Sin embargo, el agotador trabajo que realiza entre semana no lo libera del alcoholismo. Al contrario, mantenerse abstemio de lunes a viernes es un incentivo para que se recete colosales borracheras el fin de semana, en un afán de autodestrucción comparable a su admirable conducta en el trabajo. Ese trabajo le presenta retos físicos casi insuperables, pero peores aún son las impresiones que le dejan los sufrimientos de los niños y de los padres de esos niños. Daniele es un poeta extremadamente sensible, y no puede dejar de percibir la desgracia de los demás como una propia desgracia.
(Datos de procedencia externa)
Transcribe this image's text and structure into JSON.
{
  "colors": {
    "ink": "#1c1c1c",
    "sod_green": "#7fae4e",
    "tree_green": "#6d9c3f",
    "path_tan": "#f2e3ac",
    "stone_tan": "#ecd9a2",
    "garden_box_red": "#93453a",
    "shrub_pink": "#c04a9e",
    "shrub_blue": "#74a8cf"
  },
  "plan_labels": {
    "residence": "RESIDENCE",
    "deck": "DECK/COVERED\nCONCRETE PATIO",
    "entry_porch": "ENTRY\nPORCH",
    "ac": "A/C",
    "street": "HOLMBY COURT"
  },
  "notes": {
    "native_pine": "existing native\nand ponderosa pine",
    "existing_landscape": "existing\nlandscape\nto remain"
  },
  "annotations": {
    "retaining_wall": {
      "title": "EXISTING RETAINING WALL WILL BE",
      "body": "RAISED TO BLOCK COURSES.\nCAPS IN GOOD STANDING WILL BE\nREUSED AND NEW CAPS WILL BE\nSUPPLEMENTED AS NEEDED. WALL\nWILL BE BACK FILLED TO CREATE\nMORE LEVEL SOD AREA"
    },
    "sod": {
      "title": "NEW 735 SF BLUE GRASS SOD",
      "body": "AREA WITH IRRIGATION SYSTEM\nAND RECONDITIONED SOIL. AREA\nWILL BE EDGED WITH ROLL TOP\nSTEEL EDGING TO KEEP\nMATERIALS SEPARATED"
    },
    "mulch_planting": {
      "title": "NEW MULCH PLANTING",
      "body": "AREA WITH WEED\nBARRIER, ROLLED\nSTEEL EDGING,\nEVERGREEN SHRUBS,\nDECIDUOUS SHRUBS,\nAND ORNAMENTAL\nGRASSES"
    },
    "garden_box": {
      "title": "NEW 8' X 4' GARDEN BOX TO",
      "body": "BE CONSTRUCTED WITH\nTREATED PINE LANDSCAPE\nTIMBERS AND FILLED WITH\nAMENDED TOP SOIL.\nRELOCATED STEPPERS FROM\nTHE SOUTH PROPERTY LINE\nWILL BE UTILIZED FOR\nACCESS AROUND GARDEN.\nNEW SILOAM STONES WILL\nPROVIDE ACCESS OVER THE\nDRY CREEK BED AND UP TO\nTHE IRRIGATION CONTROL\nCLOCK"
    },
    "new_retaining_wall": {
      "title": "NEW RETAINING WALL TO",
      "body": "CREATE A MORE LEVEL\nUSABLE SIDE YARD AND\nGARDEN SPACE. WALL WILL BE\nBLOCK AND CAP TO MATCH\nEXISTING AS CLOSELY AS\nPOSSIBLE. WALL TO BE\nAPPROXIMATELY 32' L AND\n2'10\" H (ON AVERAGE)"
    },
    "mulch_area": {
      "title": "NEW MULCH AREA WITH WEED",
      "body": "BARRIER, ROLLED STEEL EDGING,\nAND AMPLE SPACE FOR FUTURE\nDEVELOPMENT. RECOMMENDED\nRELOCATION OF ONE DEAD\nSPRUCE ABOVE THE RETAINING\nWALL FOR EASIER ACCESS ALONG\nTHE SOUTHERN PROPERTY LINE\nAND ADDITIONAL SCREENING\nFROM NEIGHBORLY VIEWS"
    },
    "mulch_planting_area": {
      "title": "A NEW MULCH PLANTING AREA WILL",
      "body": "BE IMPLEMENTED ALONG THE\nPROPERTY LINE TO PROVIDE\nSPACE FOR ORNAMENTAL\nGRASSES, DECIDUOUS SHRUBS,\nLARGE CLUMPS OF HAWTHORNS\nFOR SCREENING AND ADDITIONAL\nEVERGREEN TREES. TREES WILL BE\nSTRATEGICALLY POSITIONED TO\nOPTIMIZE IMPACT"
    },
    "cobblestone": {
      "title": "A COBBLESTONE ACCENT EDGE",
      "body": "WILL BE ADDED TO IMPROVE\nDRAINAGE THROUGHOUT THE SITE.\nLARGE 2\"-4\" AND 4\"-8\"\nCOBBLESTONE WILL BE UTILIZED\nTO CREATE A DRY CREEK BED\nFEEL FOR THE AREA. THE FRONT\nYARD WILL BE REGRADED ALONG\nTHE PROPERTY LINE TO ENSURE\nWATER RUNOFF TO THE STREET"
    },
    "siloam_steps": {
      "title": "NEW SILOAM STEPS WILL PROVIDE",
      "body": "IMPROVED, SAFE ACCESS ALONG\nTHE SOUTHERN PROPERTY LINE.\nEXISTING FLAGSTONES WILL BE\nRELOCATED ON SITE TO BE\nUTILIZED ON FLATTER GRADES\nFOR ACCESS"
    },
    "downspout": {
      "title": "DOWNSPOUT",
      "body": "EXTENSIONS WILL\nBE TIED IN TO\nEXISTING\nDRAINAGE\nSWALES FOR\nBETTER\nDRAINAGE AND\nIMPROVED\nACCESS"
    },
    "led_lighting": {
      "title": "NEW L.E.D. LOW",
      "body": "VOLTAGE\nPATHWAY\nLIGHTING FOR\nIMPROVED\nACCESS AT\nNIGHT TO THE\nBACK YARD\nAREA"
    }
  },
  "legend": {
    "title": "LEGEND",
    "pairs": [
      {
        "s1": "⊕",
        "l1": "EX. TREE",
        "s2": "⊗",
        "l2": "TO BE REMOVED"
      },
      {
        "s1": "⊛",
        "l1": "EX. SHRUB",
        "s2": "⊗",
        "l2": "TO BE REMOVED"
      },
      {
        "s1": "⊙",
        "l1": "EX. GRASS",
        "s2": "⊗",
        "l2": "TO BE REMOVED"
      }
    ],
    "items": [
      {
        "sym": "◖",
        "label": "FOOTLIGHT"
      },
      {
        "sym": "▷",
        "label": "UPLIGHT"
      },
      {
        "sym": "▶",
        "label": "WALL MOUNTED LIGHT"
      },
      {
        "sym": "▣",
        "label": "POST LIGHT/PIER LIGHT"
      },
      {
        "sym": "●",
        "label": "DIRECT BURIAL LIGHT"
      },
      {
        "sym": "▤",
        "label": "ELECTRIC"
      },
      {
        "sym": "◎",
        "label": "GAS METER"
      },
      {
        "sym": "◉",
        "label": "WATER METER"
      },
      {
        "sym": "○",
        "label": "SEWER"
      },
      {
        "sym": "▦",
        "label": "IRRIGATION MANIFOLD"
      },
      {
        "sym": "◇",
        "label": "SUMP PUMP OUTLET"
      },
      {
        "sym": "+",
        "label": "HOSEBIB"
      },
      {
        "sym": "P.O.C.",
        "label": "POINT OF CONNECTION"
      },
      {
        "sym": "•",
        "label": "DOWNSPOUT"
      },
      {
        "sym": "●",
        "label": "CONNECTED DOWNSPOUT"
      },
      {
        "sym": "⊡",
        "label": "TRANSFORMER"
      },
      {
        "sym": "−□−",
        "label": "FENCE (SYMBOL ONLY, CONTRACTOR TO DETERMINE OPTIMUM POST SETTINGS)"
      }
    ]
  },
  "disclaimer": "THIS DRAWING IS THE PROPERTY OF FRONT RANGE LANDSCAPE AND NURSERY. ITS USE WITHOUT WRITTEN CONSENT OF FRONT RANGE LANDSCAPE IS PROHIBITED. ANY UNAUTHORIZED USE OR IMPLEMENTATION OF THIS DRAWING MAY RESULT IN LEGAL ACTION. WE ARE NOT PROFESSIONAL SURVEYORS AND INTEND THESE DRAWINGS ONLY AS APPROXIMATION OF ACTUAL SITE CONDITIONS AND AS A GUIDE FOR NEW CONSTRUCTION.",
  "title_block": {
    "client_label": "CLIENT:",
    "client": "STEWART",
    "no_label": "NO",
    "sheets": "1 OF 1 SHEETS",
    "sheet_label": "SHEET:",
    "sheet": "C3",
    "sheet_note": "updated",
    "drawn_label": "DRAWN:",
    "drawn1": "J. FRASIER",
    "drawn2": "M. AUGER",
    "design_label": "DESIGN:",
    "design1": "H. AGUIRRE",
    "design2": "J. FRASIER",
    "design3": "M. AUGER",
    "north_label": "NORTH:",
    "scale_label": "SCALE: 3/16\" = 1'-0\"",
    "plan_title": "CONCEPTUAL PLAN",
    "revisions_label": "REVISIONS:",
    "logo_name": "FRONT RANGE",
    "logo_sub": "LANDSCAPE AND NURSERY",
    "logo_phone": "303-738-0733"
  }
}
La lectura de La casa de las miradas resulta doblemente participativa, porque se acompaña al protagonista en su vida desesperada, cuyo exceso de sensibilidad ve el alcohol como un bálsamo. Y se sufre, con él, ante el inexplicable dolor de los niños enfermos. Hay páginas de alta poesía en esa novela extraordinaria. El lector observa al protagonista y espera que, de alguna manera, al menos él logre salvarse. Que, como enseña Víctor Frankl, encuentre un sentido para su vida. Para saber si lo logra, es menester llegar al final. Ese tipo de final que uno lamenta que llegue, porque quisiera seguir leyendo la espléndida prosa de Mencarelli.